The first thing infants experience at birth is fear of abandonment -- if someone doesn't take care of them, they will die. So they seek the love of their caretakers by imitating them, feeling if they are like their caretakers, the caretakers will love them, and always be there for them when they need help.

This imitation process establishes the parent-child relationship. It is how our children internalize their character, values and sense of purpose. Unfortunately, since we parents are imperfect, they also imitate our shortcomings.

The author complains that her children broke all the rules by pouring syrup over her father's TV set. However she broke all the rules with her article. Her children are simply imitating her spirit.

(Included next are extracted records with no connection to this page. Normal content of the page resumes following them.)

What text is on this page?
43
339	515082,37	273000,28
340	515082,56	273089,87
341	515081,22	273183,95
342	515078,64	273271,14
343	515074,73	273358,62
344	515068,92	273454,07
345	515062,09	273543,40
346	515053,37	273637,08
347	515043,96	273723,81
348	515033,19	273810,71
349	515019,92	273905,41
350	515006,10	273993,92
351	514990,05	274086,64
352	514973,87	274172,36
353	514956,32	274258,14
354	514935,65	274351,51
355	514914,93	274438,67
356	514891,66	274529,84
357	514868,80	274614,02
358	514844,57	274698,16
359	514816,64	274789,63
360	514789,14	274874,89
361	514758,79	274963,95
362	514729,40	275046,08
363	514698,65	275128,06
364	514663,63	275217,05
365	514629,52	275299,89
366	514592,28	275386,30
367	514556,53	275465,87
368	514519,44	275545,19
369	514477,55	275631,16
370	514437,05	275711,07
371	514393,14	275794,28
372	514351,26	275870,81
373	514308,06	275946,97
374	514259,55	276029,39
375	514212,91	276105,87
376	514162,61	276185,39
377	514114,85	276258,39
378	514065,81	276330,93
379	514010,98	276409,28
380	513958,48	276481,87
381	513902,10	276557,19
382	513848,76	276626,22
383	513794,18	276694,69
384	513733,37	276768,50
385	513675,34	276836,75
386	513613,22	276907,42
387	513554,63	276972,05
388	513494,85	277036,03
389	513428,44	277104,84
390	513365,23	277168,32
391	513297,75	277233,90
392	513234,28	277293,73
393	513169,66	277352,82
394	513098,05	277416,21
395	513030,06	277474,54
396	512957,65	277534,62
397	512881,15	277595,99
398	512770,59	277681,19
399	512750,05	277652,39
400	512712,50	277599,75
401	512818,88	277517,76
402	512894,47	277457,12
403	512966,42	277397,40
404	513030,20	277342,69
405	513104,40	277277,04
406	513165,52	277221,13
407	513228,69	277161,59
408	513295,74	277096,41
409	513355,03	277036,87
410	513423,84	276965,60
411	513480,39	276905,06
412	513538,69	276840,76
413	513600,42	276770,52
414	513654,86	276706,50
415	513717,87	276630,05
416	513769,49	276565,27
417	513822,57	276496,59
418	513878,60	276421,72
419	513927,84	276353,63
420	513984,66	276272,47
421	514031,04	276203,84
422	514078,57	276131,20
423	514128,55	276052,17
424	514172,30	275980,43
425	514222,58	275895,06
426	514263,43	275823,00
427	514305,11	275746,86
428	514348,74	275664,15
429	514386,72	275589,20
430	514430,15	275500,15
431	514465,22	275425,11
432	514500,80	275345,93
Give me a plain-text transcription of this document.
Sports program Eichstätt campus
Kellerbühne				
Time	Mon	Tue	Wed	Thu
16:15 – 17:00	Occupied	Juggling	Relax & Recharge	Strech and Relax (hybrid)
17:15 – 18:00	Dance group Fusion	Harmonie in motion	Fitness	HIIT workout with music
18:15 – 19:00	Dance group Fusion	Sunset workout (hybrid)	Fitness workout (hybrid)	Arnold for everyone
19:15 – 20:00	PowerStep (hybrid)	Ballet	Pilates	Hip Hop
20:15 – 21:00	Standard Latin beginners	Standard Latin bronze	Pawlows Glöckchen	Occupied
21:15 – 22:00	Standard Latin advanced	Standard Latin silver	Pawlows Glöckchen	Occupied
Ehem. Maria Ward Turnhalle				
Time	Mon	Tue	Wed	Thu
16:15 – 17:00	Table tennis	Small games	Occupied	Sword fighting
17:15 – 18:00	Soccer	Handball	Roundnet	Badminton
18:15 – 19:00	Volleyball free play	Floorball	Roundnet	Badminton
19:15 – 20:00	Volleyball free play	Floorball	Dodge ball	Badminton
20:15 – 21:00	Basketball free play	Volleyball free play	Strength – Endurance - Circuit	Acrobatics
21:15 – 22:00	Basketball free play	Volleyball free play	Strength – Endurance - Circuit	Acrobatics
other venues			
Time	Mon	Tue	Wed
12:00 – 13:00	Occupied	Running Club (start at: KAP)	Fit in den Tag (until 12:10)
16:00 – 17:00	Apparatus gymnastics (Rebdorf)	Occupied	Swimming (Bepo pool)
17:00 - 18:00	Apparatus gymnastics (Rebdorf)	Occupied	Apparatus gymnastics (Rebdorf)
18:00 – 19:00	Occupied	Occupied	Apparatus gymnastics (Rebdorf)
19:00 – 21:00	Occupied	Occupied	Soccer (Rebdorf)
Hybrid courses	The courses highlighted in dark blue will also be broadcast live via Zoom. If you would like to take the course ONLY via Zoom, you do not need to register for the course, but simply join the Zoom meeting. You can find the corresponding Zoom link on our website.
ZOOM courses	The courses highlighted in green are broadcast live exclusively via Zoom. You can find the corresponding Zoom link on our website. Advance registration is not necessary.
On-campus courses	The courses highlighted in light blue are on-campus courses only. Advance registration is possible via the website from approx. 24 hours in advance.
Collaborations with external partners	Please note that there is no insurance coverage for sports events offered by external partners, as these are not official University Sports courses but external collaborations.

Following that logic, the article blaming children for problems in the home is generally supported by almost 1/3 of a million readers. By imitation, aren't their children generally learning to blame someone else for problems they cause?

So children's love for us is centered first on how well we take care of their survival, which, as they grow, unconsciously morphs into how well we are preparing them for life. I had a strained relationship with my step-father who was very strict and very much unlike me. But I trusted him because I knew he was committed to preparing me for life.

I looked like my biological father and shared his personality, but I shared the character and values of my step-father and love him as my father.

Sometimes parents want a relationship with their child involving their concept of love. The child will generally resist this, since we are wanting something from them, instead of keeping our focus on their growth -- their concept of love. In fact, they may manipulate our love to have life more on their terms, even though they know this is wrong for both of us.

I believe parenting is the ultimate human challenge; even when we do it right, we often end up feeling like a sucked lemon. But it brings out our best. I founded a network of seven schools, but the most important thing I've done is helping my wife raise three children to be better people than their parents, and then assisting them do the same with their nine children.

Humility is central in effective parenting; as Kahlil Gibran says in The Prophet:

Your children are not your children.
They are the sons and daughters of life longing for itself.
They come through you, but not from you,
And though they are with you, they belong not to you....

So when we have child rearing concerns, we should always first consider our parenting. Two and three year olds are naturally beginning to express their potentials. If we don't like how they are doing it, we might first ask, Have we been giving them more freedom and responsibility than they can handle? Have we made discipline and structure too loose? Do we need to be better models of growth?

I find parents who have the humility to deal with such questions are much more successful in raising children.